On se forme l'esprit et le sentiment par les conversations, Pascal

jeudi 30 juin 2011

In Memoriam


Le grand éditeur, fondateur de L'Age d'Homme, Vladimir Dimitrijevic est mort à 77 ans dans un tragique accident de voiture, survenu le 28 juin.

Voici la courte notice biographique que lui consacre le site en ligne du Nouvel Obs :

Sa biographie ressemble au synopsis d’un beau roman. Né en 1934, Vladimir Dimitrijevic a été gardien de but en Yougoslavie, jardinier, couvreur, puis ouvrier d’usine en Suisse avant de devenir l’écrivain et éditeur que l’on connaît. C’était un touche-à-tout, avec toujours, dans sa vie, un coin pour la littérature, sa grande passion.
Naturalisé suisse, il fonde en 1966 en Lausanne sa propre maison d’édition, l’Age d’homme, dont le siège est aujourd’hui installé à Paris. Au lancement de ce projet de toute une vie, il souhaite d’abord faire connaître la littérature slave à l’Europe de l’Ouest par le biais de sa collection «Classiques slaves».
Son catalogue se diversifie ensuite, au fil des ans, et l’Age d’homme commence à publier revues, fictions et travaux universitaires. On doit notamment à Vladimir Dimitrijevic de vraies découvertes littéraires telles que «Vie et destin» (L’Age d’homme, 1980), de Vassili Grossman, dont l’histoire est centrée sur la bataille de Stalingrad, et «Cheval rouge» (L’Age d’homme, 1997) d’Eugenio Corti, un roman autobiographique sur fond de Seconde Guerre mondiale, mais encore la publication d'auteurs comme Ivan Bounine, Georges Haldas, Pierre Gripari, Vladimir Volkoff ou Alexandre Zinoviev. Liste non exhaustive, à laquelle il convient cependant d'ajouter encore cet ambitieux chantier: la réédition intégrale du «Journal intime» d'Amiel.
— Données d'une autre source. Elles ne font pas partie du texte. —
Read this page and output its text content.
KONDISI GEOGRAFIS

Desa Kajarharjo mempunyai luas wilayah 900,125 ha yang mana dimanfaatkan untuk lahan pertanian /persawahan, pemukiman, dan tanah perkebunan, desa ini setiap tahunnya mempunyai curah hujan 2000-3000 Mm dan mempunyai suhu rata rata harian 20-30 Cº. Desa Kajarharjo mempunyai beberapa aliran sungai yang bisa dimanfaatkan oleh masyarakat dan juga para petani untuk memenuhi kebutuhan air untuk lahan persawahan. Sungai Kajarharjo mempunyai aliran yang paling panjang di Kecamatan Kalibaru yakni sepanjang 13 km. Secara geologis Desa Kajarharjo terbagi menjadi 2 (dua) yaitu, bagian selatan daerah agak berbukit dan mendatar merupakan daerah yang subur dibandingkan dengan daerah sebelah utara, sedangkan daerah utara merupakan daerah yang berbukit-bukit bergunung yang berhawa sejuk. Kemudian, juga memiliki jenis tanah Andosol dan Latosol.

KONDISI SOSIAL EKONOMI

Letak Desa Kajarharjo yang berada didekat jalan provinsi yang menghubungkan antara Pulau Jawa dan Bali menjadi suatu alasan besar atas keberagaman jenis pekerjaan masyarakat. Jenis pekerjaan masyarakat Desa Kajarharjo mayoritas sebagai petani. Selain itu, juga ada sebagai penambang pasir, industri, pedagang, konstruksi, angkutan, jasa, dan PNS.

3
  • http://bibliobs.nouvelobs.com

    Je garde le souvenir ébloui d'un dîner avec un de mes amis, également disparu, le philosophe Jean-Louis Cherlonneix, pendant lequel "Dimitri", ainsi que tous l'appelaient, avait évoqué, autour de la modeste table d'un restaurant chinois, ses réflexions sur les systèmes totalitaires, ses rencontres avec les grands écrivains qu'il avait publiés, tel Vassili Grossman et bien d'autres encore. L'homme était d'une intelligence exceptionnelle, chaleureuse et brillante à sa façon et nous étions tout simplement subjugués par sa présence et sa parole. Nul plus que lui, malgré la faiblesse de ses moyens - il transportait lui-même ses livres dans sa camionnette, faisant chaque semaine la navette entre Lausanne et Paris - n'a fait connaitre la richesse, la beauté et la profondeur de la littérature slave, qui était le titre de sa collection phare. Avec sa mort disparaît un des plus grands éditeurs contemporains. Un homme absolument libre et indépendant. C'est une grande et triste perte.
    La librairie de l'Age d'Homme est située rue Férou, près la fontaine Saint Sulpice à Paris.